Lindsey Hand started out as an airbrush artist for face and body painting at NFL and NHL events in her hometown of Nashville, Tennessee. As her art style developed, she began painting with brushes and never looked back. She is currently the owner and artist for Swirls Face Painting, a business she has maintained during multiple moves as a military spouse. Lindsey has a passion for volunteering at creative events with military affiliated organizations, such as The Amelia Earhart Playhouse and The Warren Spouses Club Historic Homes Tours. Currently based in Birmingham, Alabama, she is ranked as one of the top three face painters in the state.
Lindsey has also created gallery and commercial-based artwork outside of painting on the human canvas. Her work is typically created in acrylic paint or ink, with a focus on mixed media and layering to produce 3-D effects. She has been featured twice in the Laramie County Community College Student Art Exhibits at the Esther and John Clay Fine Arts Gallery and at the Halloween Art Show in Cheyenne, Wyoming. She was awarded first place in her category for The National Arts Program in Cheyenne, Wyoming and her artwork has been featured in the renowned DragonCon art show and silent auction in Atlanta, Georgia.
"I am an artist who deeply loves the sensation of faith and spirituality when represented in artwork. Collective religious iconography and its use in modern symbolism have always drawn me, particularly to Assyrian carvings, Islamic art, and paintings from the Italian Renaissance. I love that they explore grand myths while examining the human condition.
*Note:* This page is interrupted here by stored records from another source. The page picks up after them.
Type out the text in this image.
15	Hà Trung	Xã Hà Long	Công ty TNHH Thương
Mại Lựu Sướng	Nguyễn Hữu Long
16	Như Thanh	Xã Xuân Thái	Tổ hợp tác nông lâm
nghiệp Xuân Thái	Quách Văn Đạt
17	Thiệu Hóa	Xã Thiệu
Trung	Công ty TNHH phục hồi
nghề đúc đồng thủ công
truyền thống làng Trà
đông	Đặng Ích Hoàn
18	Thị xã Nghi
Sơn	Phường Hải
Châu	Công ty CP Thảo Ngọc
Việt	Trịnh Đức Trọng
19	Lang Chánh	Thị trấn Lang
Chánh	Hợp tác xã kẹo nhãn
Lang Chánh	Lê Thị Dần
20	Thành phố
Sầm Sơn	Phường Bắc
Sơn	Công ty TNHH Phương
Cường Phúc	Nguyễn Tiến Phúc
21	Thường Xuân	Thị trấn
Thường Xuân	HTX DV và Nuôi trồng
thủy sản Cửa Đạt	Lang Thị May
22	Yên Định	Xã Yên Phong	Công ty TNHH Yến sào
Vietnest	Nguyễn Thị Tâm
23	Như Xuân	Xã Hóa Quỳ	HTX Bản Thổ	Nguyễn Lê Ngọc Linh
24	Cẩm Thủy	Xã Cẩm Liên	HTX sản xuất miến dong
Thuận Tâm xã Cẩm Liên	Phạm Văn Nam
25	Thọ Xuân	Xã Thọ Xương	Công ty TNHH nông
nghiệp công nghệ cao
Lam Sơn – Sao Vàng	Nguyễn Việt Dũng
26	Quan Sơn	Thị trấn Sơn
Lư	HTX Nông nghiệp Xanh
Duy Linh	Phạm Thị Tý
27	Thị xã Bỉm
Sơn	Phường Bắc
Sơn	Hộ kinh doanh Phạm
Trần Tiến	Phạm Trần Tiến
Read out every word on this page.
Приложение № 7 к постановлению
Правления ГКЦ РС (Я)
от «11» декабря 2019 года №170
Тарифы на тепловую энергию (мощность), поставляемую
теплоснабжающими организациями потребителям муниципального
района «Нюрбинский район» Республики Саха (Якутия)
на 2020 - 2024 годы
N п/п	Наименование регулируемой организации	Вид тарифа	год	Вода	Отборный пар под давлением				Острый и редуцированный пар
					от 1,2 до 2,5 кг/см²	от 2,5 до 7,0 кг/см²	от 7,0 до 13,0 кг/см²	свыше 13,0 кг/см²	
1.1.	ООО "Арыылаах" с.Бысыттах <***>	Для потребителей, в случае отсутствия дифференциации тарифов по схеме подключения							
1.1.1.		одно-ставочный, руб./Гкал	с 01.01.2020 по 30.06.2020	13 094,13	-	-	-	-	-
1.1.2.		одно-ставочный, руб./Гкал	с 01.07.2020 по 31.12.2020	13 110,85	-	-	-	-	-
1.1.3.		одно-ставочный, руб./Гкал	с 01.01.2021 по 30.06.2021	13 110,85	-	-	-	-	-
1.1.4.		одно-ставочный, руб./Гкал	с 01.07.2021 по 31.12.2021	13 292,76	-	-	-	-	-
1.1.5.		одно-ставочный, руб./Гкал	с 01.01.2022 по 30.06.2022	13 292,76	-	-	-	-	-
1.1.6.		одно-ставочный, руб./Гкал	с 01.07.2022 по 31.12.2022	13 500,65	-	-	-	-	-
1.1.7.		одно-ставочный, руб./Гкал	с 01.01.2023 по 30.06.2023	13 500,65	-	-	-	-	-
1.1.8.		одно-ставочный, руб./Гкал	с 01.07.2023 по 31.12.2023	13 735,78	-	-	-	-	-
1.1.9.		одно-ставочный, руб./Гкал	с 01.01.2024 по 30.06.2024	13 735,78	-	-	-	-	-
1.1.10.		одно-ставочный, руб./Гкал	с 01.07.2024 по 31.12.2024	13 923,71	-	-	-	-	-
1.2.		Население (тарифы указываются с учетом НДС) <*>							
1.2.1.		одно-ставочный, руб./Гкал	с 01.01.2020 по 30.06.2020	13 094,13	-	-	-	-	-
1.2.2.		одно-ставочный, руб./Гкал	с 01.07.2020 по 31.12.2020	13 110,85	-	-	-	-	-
When I have an idea, I like to sketch it out repeatedly until it has evolved. I then experiment with mixed mediums in order to find the best method for each work. This process of creation is a way for me to articulate an abstract but overwhelming emotion, to be able to talk about it visually as image-based art through figures and symbols. Often, my art is best expressed through inks or acrylics. Gold leaf frequently makes its way into my artwork as well, to emphasize the precious or sacred. Through the process of abstraction and dense layering, a clear feeling develops. Only when I know that my work could stand in a gallery and tell its own story or myth, do I consider the piece finished. I am stirred by my daily interactions, in the way mundane moments can feel monumentally important. To me, divinity looks like a discarded item or a child questioning death.
When others see my work, they can feel the weight of that moment as well, the heaviness of a universal feeling. I want my viewers to understand that this is just as important as what they can see and touch, to learn to acknowledge these types of moments in their own lives."